During his interaction with school students across the country on Teachers’ Day, Prime Minister Narendra Modi said if a girl is educated, the entire family is educated. The PM’s emphasis on girls education was the manifestation of an urgent need to improve the female literacy ratio in the country.
Figures revealing increase in number of literates in the country from 2001 to 2011 speak volume about the status of female literacy. In 2001, female literacy rate was 53.67 and it could only increase up to 64.64 in 2011. While in the case of males, literacy rate was already 80.89 in 2011.
Similarly, if we analyse the data separately in different states, we will get the same scenario in all the states, specially northern states like Uttar Pradesh, Bihar, Rajasthan, Madhya Pradesh and others.
For over 40 years now, UNESCO has been celebrating International Literacy Day by reminding the international community that literacy is a human right and the foundation of all learning. The importance of observing International Literacy Day is the need to mobilize public opinion in favour of the struggle against illiteracy. According to Human Development Report-2003-UNDP, it is estimated that there are 879 million illiterate adults in the world, of which two-third are women.

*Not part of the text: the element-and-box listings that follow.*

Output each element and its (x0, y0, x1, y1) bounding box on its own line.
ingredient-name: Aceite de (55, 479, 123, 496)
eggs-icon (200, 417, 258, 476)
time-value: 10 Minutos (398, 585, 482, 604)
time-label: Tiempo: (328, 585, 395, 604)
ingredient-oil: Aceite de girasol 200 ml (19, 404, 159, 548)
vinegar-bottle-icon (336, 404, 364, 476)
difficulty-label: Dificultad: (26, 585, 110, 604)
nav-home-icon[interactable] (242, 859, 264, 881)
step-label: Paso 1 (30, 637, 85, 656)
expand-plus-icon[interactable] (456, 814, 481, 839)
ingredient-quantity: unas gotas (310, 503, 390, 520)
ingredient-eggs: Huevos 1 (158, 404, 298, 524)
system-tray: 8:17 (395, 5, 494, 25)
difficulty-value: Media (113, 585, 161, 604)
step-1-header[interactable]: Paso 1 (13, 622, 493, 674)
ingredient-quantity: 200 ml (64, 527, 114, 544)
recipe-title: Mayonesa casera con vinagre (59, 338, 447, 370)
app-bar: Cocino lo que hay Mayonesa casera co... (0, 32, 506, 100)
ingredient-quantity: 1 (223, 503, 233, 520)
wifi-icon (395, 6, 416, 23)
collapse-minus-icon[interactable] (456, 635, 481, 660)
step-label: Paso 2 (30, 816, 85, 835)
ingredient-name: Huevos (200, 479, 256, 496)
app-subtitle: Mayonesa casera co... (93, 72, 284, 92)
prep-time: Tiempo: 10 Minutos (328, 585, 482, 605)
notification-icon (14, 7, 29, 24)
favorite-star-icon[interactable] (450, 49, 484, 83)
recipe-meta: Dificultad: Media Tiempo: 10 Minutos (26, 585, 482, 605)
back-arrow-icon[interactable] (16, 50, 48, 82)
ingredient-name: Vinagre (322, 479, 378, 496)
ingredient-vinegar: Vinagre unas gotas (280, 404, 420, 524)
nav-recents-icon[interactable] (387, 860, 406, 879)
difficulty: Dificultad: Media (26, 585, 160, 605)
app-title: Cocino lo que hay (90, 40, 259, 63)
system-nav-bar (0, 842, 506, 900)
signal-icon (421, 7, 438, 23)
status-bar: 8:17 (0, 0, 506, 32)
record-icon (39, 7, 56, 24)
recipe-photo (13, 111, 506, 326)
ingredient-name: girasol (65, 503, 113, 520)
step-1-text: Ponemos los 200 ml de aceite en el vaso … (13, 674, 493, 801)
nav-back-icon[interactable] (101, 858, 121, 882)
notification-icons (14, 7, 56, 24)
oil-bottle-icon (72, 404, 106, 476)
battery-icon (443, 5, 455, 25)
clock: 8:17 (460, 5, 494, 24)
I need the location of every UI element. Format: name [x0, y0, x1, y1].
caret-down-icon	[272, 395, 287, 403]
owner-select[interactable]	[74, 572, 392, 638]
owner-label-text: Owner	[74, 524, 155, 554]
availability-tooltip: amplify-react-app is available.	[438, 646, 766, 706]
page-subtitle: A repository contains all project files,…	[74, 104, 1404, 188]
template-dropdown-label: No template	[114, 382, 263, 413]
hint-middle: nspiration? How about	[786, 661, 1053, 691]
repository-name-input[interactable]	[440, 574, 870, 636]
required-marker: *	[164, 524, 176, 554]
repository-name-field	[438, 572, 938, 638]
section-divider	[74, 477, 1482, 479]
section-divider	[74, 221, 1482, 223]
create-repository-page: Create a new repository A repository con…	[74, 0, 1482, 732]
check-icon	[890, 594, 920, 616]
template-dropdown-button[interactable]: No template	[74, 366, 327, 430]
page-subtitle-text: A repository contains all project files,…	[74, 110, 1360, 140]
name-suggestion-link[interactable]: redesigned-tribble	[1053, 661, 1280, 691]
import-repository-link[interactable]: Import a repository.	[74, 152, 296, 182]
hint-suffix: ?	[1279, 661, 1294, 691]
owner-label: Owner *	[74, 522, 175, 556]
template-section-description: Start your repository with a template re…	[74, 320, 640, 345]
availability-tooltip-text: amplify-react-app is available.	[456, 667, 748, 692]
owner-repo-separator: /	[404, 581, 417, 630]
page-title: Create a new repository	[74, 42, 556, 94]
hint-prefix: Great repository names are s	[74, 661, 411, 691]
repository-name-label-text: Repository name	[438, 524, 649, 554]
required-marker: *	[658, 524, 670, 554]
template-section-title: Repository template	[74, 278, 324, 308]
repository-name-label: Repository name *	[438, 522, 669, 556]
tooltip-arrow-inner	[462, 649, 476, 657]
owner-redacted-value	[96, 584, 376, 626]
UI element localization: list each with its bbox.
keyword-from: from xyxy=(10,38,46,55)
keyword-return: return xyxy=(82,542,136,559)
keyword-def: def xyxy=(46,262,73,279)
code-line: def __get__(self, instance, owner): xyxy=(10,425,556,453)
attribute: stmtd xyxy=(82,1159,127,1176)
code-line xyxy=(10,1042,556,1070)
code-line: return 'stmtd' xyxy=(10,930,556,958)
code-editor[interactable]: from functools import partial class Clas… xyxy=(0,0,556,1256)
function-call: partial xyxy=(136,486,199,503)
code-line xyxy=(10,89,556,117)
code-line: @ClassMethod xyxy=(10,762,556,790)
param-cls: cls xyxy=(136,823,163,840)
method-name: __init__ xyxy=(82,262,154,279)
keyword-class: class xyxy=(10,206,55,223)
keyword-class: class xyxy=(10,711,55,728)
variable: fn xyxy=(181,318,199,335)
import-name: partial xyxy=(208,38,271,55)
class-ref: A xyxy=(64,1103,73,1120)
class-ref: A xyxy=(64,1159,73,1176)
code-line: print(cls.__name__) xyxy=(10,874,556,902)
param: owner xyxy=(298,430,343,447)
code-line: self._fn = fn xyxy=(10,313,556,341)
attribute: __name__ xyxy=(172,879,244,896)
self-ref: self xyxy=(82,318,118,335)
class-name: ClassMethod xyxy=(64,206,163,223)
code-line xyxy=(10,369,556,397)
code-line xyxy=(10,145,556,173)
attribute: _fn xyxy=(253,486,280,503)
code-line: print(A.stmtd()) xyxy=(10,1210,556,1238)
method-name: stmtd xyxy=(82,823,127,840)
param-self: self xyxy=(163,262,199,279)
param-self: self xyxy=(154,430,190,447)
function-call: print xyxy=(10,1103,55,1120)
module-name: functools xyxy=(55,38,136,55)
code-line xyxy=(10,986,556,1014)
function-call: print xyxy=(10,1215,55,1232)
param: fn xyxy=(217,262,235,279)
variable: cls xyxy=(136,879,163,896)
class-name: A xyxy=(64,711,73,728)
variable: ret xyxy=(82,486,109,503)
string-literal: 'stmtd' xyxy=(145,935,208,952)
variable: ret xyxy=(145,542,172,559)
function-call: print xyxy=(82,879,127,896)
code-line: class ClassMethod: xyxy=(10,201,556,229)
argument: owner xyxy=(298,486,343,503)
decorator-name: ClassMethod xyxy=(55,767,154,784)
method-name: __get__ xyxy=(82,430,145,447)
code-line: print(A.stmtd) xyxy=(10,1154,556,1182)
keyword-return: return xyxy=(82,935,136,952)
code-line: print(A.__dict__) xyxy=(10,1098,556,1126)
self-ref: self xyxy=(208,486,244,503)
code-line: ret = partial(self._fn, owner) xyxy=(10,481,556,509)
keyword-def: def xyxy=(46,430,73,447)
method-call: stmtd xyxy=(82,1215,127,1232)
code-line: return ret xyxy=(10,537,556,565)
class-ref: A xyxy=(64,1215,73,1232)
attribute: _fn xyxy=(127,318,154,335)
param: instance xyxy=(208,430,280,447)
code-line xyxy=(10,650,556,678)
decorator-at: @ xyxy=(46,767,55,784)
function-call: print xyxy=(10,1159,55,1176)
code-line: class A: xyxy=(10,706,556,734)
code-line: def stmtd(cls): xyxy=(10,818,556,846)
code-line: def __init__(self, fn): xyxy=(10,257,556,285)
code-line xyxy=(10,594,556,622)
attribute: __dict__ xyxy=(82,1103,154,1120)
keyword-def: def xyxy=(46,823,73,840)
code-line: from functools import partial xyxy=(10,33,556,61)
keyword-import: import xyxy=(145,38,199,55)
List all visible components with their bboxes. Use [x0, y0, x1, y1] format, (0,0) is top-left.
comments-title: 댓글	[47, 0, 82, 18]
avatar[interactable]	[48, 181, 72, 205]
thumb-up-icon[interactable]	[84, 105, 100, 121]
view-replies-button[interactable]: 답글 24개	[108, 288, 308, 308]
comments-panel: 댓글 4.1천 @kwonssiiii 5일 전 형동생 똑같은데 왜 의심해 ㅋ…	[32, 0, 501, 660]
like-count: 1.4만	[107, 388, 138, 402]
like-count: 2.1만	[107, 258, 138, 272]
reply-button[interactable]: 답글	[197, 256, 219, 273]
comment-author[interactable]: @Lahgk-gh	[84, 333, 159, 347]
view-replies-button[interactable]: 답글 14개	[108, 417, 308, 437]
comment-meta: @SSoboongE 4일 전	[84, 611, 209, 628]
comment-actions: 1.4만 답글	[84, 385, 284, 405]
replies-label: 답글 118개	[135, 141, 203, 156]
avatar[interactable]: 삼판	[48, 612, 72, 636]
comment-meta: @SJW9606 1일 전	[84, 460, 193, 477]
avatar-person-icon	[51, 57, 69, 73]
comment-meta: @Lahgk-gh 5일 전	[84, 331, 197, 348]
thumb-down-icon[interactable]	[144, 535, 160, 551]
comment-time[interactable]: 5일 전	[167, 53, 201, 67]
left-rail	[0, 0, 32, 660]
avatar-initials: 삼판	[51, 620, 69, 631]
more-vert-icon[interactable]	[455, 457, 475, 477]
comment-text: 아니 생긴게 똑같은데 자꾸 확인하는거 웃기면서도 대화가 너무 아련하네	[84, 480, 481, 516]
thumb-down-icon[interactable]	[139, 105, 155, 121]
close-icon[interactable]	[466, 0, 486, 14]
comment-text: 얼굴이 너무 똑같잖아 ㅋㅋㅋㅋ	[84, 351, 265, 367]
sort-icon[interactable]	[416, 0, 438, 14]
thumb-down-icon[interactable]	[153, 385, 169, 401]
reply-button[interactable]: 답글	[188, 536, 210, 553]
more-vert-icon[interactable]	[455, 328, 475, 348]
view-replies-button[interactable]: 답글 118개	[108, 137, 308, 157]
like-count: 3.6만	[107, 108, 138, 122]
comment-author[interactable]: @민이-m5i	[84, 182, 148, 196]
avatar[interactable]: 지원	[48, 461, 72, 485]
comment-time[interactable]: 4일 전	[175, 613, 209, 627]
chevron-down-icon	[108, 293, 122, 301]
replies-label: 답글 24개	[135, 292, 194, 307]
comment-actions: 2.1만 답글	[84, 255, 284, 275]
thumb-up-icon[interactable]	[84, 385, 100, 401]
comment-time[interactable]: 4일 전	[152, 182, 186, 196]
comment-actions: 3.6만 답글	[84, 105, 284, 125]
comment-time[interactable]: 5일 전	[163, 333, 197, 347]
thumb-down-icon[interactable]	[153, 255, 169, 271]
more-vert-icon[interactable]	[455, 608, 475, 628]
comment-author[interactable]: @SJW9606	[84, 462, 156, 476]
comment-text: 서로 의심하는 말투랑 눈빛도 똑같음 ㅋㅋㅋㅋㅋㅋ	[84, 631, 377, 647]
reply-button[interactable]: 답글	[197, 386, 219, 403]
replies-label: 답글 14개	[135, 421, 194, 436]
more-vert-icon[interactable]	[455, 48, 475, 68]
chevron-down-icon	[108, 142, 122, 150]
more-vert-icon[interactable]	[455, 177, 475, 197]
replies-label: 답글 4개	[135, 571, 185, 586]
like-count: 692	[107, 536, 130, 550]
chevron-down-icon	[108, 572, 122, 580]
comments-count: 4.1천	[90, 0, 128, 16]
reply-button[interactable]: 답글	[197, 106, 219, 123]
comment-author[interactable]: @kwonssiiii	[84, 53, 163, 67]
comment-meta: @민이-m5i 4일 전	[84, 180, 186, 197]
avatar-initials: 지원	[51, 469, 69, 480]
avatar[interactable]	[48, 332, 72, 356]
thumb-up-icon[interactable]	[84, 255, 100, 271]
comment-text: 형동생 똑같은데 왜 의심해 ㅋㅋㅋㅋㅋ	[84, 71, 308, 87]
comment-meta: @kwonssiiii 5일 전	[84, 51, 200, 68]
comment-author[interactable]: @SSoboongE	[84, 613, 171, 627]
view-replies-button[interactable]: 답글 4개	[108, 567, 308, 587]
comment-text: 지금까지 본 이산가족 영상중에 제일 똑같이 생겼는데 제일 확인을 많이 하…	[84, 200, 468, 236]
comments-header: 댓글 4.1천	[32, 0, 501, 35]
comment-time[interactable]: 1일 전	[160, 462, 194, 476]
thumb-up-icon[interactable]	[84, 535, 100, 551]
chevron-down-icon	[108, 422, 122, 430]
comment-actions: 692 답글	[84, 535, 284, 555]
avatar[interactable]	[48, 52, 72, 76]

Efforts towards eradication of illiteracy started receiving worldwide attention, particularly from international organizations including UNESCO. On the 8th September, 1965, the World Congress of Ministers of Education met in Tehran to discuss the problem for the first time at international level. Since then, this day has been declared as the International Literacy Day by the UNESCO at its 14th Session in November, 1966.